December 29, 2015
Dear Mr. Editor:
With the holly and jolly of the Christmas season came tidings of shock, upset and outrage. This is mainly because as the holiday season was wrapping up came the distasteful news that once again, the cost of fuel would be going up. It created major stir and sent tidal shockwaves across the country, both to motorists and non-motorists. The cost of diesel, regular and premium fuel rose by .81 cents, .97 cents and .72 cents, respectively.
This unprecedented spike at the pumps left Belizeans flabbergasted, as it comes at a time when world oil prices are at their lowest and have been consistently trending down for the past eleven plus years, and are forecasted to dip even lower.

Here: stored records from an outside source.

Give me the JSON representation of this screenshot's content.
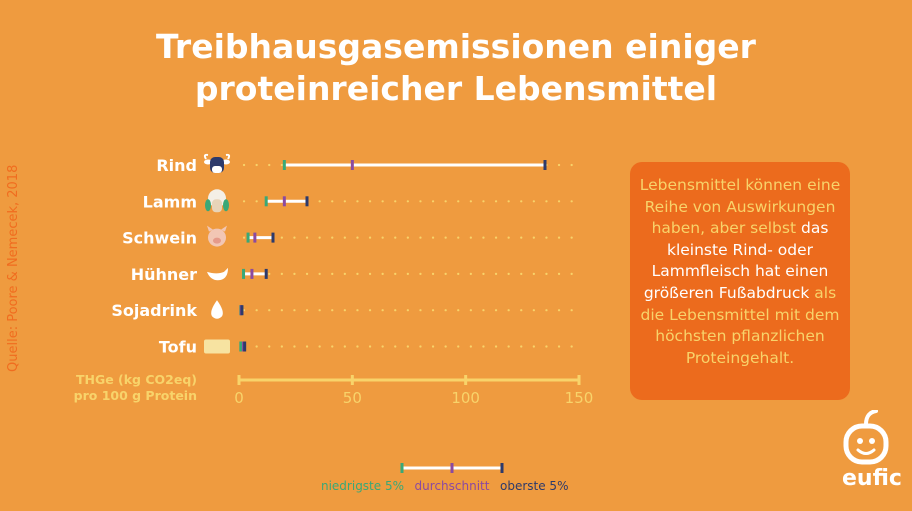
{
  "title_line1": "Treibhausgasemissionen einiger",
  "title_line2": "proteinreicher Lebensmittel",
  "source": "Quelle: Poore & Nemecek, 2018",
  "callout": {
    "parts": [
      {
        "text": "Lebensmittel können eine Reihe von Auswirkungen haben, aber selbst ",
        "style": "hl"
      },
      {
        "text": "das kleinste Rind- oder Lammfleisch hat einen größeren Fußabdruck ",
        "style": "wh"
      },
      {
        "text": "als die Lebensmittel mit dem höchsten pflanzlichen Proteingehalt.",
        "style": "hl"
      }
    ]
  },
  "logo_text": "eufic",
  "colors": {
    "background": "#ef9b3f",
    "low": "#3aa877",
    "avg": "#8b4aa0",
    "high": "#2d3a6b",
    "axis": "#f8d36a",
    "range": "#ffffff",
    "label": "#ffffff"
  },
  "chart_data": {
    "type": "range-dot",
    "title": "Treibhausgasemissionen einiger proteinreicher Lebensmittel",
    "xlabel_line1": "THGe (kg CO2eq)",
    "xlabel_line2": "pro 100 g Protein",
    "xlim": [
      0,
      150
    ],
    "ticks": [
      0,
      50,
      100,
      150
    ],
    "categories": [
      "Rind",
      "Lamm",
      "Schwein",
      "Hühner",
      "Sojadrink",
      "Tofu"
    ],
    "icons": [
      "cow-icon",
      "sheep-icon",
      "pig-icon",
      "chicken-icon",
      "drop-icon",
      "tofu-icon"
    ],
    "series": [
      {
        "name": "niedrigste 5%",
        "values": [
          20,
          12,
          4,
          2,
          0.8,
          0.8
        ]
      },
      {
        "name": "durchschnitt",
        "values": [
          50,
          20,
          7,
          5.7,
          1.0,
          2.0
        ]
      },
      {
        "name": "oberste 5%",
        "values": [
          135,
          30,
          15,
          12,
          1.3,
          2.5
        ]
      }
    ],
    "legend": {
      "position": "bottom-center",
      "labels": [
        "niedrigste 5%",
        "durchschnitt",
        "oberste 5%"
      ]
    }
  }
}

While the people were scrambling for an answer or at least an explanation to this unprecedented spike at the pumps, through means of a press release we were made aware that the reason for the sharp spike in fuel cost is because of an increase on the fuel import duty so as to try to clog the gaping hole of revenue losses from the almost depleted oil wells in the West. This basically means, in layman’s terms, that once again, undue pressure has been placed on the back of the Belizean people to rescue the country’s ailing economy.

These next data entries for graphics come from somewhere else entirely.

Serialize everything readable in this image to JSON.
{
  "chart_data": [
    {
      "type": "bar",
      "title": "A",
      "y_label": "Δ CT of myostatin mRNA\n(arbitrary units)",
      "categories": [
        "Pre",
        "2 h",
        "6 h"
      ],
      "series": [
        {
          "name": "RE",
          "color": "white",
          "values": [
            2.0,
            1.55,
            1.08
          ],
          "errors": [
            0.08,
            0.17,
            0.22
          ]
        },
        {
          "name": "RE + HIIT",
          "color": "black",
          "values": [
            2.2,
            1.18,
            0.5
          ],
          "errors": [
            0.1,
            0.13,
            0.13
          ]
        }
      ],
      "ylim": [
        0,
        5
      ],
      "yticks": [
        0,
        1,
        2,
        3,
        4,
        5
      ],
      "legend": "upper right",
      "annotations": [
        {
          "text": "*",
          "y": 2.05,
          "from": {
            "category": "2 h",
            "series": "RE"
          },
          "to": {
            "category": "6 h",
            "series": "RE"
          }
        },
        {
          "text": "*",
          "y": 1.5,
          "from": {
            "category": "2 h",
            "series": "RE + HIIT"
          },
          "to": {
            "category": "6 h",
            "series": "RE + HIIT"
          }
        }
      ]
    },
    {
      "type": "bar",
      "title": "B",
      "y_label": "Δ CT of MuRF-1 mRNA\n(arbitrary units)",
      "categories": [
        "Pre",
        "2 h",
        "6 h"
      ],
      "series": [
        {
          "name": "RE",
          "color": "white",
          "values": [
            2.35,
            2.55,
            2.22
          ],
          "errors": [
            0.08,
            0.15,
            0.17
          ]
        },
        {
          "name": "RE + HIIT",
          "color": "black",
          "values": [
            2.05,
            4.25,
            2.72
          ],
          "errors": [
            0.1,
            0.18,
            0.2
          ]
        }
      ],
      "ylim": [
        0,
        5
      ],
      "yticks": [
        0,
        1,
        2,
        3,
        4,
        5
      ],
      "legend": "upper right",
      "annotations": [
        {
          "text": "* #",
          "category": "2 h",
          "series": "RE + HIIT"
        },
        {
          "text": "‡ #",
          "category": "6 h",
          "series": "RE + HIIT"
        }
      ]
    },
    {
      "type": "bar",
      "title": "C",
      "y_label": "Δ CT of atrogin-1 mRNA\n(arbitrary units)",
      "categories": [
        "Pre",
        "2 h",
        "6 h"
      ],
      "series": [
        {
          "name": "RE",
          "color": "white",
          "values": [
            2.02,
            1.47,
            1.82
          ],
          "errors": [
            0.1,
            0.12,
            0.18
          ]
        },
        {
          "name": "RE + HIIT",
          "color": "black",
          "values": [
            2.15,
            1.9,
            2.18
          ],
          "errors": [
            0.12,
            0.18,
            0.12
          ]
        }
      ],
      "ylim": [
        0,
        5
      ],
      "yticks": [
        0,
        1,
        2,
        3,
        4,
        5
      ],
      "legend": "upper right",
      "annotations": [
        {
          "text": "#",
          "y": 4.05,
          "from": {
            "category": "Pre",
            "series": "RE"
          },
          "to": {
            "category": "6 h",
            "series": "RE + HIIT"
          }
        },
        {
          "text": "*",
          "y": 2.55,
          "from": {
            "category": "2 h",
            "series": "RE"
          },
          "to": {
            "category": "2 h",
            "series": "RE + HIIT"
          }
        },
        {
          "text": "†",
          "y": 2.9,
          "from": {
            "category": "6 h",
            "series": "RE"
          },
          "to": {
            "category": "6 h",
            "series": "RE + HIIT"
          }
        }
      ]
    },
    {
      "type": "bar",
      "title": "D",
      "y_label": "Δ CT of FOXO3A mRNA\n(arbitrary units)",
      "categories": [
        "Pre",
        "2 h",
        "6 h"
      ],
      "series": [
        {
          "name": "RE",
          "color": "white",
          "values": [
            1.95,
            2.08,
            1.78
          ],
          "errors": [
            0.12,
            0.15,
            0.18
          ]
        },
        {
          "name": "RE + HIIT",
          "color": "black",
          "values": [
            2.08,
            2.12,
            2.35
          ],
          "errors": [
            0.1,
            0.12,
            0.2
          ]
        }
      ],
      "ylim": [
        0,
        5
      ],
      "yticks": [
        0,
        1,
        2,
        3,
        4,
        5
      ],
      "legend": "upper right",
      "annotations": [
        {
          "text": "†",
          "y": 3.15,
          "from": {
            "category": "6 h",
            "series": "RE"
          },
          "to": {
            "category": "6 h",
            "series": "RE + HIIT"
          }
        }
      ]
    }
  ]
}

Whether we want to see it or not, we need to call a spade a spade, and in so doing this move can be categorized as an unprecedented form of “taxation without an explanation.” This is a way for the government to meet their obligations and get a sort of boost or jumpstart into the new and upcoming year.
Truth of the matter is, this is an undue and unfair responsibility being placed on the backs of the Belizean consumers. And also consumers, and not only motorists, will feel the pinch of this move. This move is a sort of negative rippling effect that is rather synonymous with the all too familiar cliché of the “domino effect”.

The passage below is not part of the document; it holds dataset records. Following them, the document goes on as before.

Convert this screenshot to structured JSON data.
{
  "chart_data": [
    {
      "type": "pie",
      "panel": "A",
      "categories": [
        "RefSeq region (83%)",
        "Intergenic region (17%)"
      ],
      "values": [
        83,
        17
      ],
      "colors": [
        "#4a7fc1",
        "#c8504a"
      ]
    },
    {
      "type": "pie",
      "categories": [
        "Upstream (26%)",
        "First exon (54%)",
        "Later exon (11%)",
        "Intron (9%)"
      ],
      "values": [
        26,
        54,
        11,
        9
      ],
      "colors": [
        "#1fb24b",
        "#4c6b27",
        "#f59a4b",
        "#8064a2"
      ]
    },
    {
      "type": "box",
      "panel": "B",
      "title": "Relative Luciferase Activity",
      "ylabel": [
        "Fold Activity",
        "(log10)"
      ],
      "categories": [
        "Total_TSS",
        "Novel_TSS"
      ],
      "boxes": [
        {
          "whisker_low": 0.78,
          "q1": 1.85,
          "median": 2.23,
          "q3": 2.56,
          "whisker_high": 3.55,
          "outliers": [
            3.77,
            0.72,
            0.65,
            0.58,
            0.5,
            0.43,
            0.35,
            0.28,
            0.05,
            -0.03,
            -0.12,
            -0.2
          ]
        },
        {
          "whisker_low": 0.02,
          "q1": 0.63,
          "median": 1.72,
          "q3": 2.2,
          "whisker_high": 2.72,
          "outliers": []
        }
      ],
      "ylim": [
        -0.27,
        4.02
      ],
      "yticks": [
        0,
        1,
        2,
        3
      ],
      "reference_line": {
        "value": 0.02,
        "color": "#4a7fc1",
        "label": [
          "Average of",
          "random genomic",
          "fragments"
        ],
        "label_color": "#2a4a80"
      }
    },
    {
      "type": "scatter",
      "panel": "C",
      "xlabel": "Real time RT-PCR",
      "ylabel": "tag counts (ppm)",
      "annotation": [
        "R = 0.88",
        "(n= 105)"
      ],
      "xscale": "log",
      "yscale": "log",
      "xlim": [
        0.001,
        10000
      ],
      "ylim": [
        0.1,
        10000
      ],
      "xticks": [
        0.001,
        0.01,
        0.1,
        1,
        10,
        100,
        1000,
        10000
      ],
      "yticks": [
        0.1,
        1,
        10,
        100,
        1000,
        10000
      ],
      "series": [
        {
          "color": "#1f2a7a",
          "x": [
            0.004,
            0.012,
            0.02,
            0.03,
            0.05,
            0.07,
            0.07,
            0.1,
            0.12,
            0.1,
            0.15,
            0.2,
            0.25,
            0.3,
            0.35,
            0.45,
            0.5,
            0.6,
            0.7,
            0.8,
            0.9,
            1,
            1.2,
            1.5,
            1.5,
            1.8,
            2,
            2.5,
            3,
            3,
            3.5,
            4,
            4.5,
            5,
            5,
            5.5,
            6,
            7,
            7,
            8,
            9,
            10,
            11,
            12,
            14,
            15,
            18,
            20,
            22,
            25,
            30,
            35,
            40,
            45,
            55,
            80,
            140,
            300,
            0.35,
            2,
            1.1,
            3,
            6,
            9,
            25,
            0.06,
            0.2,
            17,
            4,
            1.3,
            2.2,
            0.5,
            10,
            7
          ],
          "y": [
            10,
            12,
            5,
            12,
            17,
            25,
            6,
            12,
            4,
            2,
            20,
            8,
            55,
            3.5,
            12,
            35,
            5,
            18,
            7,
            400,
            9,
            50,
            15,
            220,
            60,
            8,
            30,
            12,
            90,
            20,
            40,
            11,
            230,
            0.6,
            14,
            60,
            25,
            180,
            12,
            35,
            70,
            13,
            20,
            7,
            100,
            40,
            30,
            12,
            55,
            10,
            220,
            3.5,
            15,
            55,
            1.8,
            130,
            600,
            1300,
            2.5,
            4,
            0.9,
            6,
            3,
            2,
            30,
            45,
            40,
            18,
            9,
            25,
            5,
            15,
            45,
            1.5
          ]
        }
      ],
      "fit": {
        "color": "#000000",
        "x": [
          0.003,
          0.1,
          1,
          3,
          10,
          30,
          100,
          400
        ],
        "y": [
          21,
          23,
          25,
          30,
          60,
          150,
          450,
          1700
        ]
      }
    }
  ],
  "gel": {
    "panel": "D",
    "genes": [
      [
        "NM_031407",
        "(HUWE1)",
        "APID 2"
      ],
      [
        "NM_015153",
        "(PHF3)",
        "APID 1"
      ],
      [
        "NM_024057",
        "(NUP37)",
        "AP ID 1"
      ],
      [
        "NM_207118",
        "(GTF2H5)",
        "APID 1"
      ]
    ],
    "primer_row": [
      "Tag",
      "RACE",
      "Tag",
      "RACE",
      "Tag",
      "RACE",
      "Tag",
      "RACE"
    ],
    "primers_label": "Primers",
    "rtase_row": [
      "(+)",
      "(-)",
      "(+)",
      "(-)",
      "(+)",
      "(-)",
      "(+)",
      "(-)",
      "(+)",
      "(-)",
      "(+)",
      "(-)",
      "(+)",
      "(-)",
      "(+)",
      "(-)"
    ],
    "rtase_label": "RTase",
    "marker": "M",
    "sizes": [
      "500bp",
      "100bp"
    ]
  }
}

With this move, all consumers across the length and breadth of the country will have to bear the brunt of this. Fuel (like money) drives a country; and when that push is too high, the force to move it becomes much greater and more demanding. Therefore, as a nation we could brace ourselves and look forward to a possible imminent increase in various other items that we depend on day to day for our nourishment and necessary survival.
Finally, besides the fact that we are constantly paying more for fuel when the world around us is paying considerably less, what was even more daunting is the fact that it was completely unexpected that the economy needed an infusion of extra revenues. This is due to the fact that we were constantly being told and assured that our economy is doing well and that the coffers are overflowing. Really? And if so, to what extent?
While to the majority of us the timing was off and unexpected, the timing was actually precise. The best time to increase the cost on something is when it is already really low. The analogy has it that the people won’t feel it “that much” because the cost is already low, so who cares, while the beneficiaries enjoy an unprecedented greater income and revenue return. It is as simple as that. The truth of the matter, however, is that if the prices go up by a penny, it is a penny too much!
Nonetheless, in concluding, it is about time that we open our eyes and smell the coffee! Things aren’t getting any better, and observing and following the trend, it will only get worse. However, in all this “gloomy cloud of gas” that looms over our head, the Government press release offered us consolation and encouraged us to not worry, but keep heart because world fuel prices are set to drop again, and when they do, then we, the Belizean consumers, will experience some reprieve and enjoy some stability at the pump.
Well, that’s encouraging news, but whether or not it’s worth banking on is another story. Like everything else, we will just have to wait and see how much more good, or better, is on the horizon to come.